Is there a way to test for said "looping"?
(2011-04-19, 07:00 PM)lucasbytegenius Wrote: [ -> ]Is there a way to test for said "looping"?

You don't need to, those are pretty normal numbers. Now if you had the same data, but your execution time was higher (for example 30 seconds is VERY bad usually) then you would worry.
(2011-04-19, 07:00 PM)lucasbytegenius Wrote: [ -> ]
(2011-04-19, 06:37 PM)MattRogowski Wrote: [ -> ]MySQL would have been working a bit harder then. This figure is how much of the page generation time was taken up by PHP working, and how much was taken up by MySQL working. Generally higher PHP is better, as if MySQL is high then you might have bad queries etc, but high PHP could mean you have badly written code and it's stuck in a loop for ages or something.

Is there a way to test for said "looping"?

Looping is basically a LONG if() statements written poorly, like;
if ($something)
{
   if ($something)
   {
      if ($something)
      {
            // some code runs here...
      }
   }
}

In this case the code executes too slow.
Umm, no Yald, an example of a bad loop is this:
for(;;)
{
   echo "Infinite Loop! - This will execute until PHP's max_execution_time limit is reached!";
}

If statements are not loops.
(2011-04-19, 07:14 PM)Yaldaram Wrote: [ -> ]
(2011-04-19, 07:00 PM)lucasbytegenius Wrote: [ -> ]Is there a way to test for said "looping"?

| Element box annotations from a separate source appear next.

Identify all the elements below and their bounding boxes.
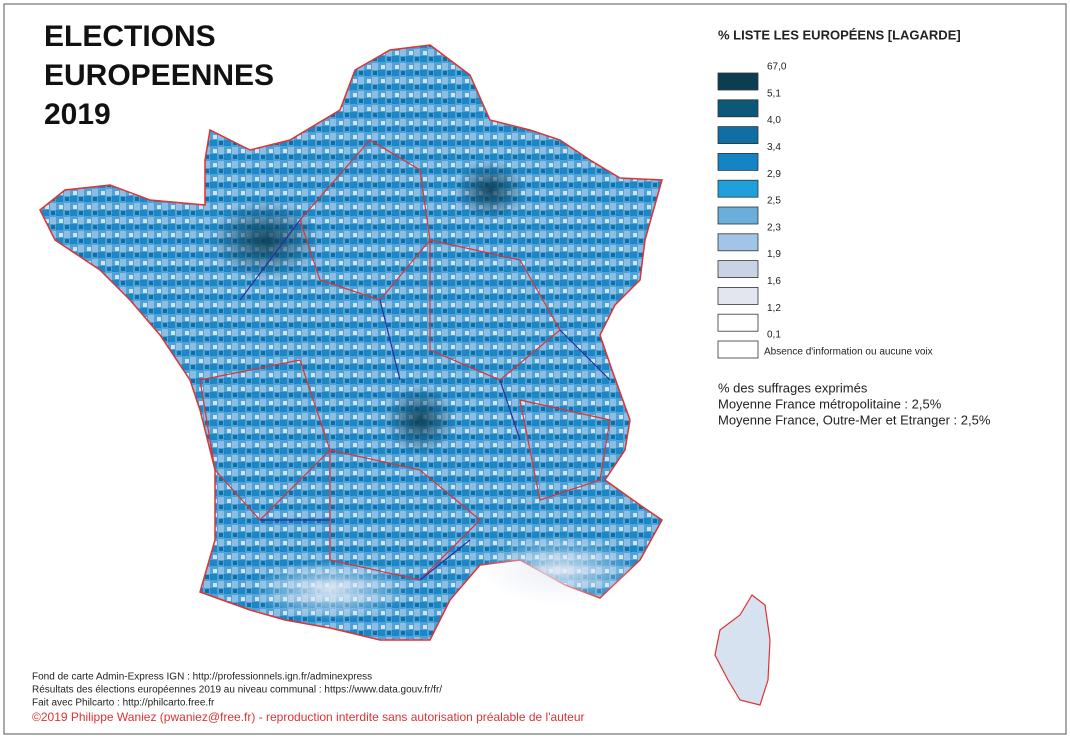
legend-swatch: [717, 260, 759, 279]
legend-no-data: Absence d'information ou aucune voix: [764, 347, 933, 358]
legend-title: % LISTE LES EUROPÉENS [LAGARDE]: [718, 27, 961, 42]
legend-swatch: [717, 126, 759, 144]
note: Résultats des élections européennes 2019…: [32, 685, 442, 696]
notes: Fond de carte Admin-Express IGN : http:/…: [32, 672, 442, 709]
legend-break: 5,1: [767, 88, 781, 99]
pale-zone: [250, 560, 410, 620]
title-line: 2019: [44, 98, 111, 131]
stats: % des suffrages exprimés Moyenne France …: [718, 380, 991, 427]
department-borders: [239, 219, 611, 581]
legend: 67,0 5,1 4,0 3,4 2,9 2,5 2,3 1,9 1,6 1,2 0,1 Absenc…: [717, 62, 933, 359]
legend-break: 2,3: [767, 222, 781, 233]
map: [39, 44, 771, 706]
title: ELECTIONS EUROPEENNES 2019: [44, 20, 274, 131]
copyright: ©2019 Philippe Waniez (pwaniez@free.fr) …: [32, 710, 585, 724]
title-line: ELECTIONS: [44, 20, 216, 53]
legend-swatch: [717, 179, 759, 198]
legend-swatch: [717, 233, 759, 252]
pale-zone: [480, 535, 640, 605]
legend-break: 1,6: [767, 276, 781, 287]
legend-break: 1,2: [767, 303, 781, 314]
stat-line: % des suffrages exprimés: [718, 380, 868, 395]
frame: [3, 3, 1067, 735]
legend-break: 1,9: [767, 249, 781, 260]
stat-line: Moyenne France, Outre-Mer et Etranger : …: [718, 412, 991, 427]
legend-swatch: [717, 206, 759, 225]
legend-break: 67,0: [767, 62, 787, 73]
dark-zone: [455, 160, 525, 220]
dark-zone: [385, 385, 455, 455]
legend-swatch: [717, 72, 759, 91]
legend-swatch: [717, 313, 759, 332]
stat-line: Moyenne France métropolitaine : 2,5%: [718, 396, 942, 411]
legend-break: 3,4: [767, 142, 781, 153]
legend-break: 2,9: [767, 169, 781, 180]
legend-swatch: [717, 152, 759, 171]
legend-swatch: [717, 340, 759, 359]
legend-swatch: [717, 286, 759, 305]
note: Fond de carte Admin-Express IGN : http:/…: [32, 672, 372, 683]
legend-break: 2,5: [767, 196, 781, 207]
dark-zone: [210, 200, 320, 280]
note: Fait avec Philcarto : http://philcarto.f…: [32, 698, 215, 709]
legend-break: 4,0: [767, 115, 781, 126]
title-line: EUROPEENNES: [44, 59, 274, 92]
legend-swatch: [717, 99, 759, 118]
legend-break: 0,1: [767, 330, 781, 341]
corsica: [714, 594, 771, 706]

Looping is basically a LONG if() statements written poorly, like;
if ($something)
{
   if ($something)
   {
      if ($something)
      {
            // some code runs here...
      }
   }
}

In this case the code executes too slow.

... no. An if statement is an if statement. A loop is a loop. An if statement does not loop, it's a conditional. The code you posted will not execute slowly at all, it's perfectly good PHP, obviously you're going to have to use nested if statements in code.
(2011-04-19, 07:12 PM)Dylan M. Wrote: [ -> ]
(2011-04-19, 07:00 PM)lucasbytegenius Wrote: [ -> ]Is there a way to test for said "looping"?

You don't need to, those are pretty normal numbers. Now if you had the same data, but your execution time was higher (for example 30 seconds is VERY bad usually) then you would worry.

Well I'm just saying hypothetically if I had this problem, how would I test it to see which file(s) are causing it?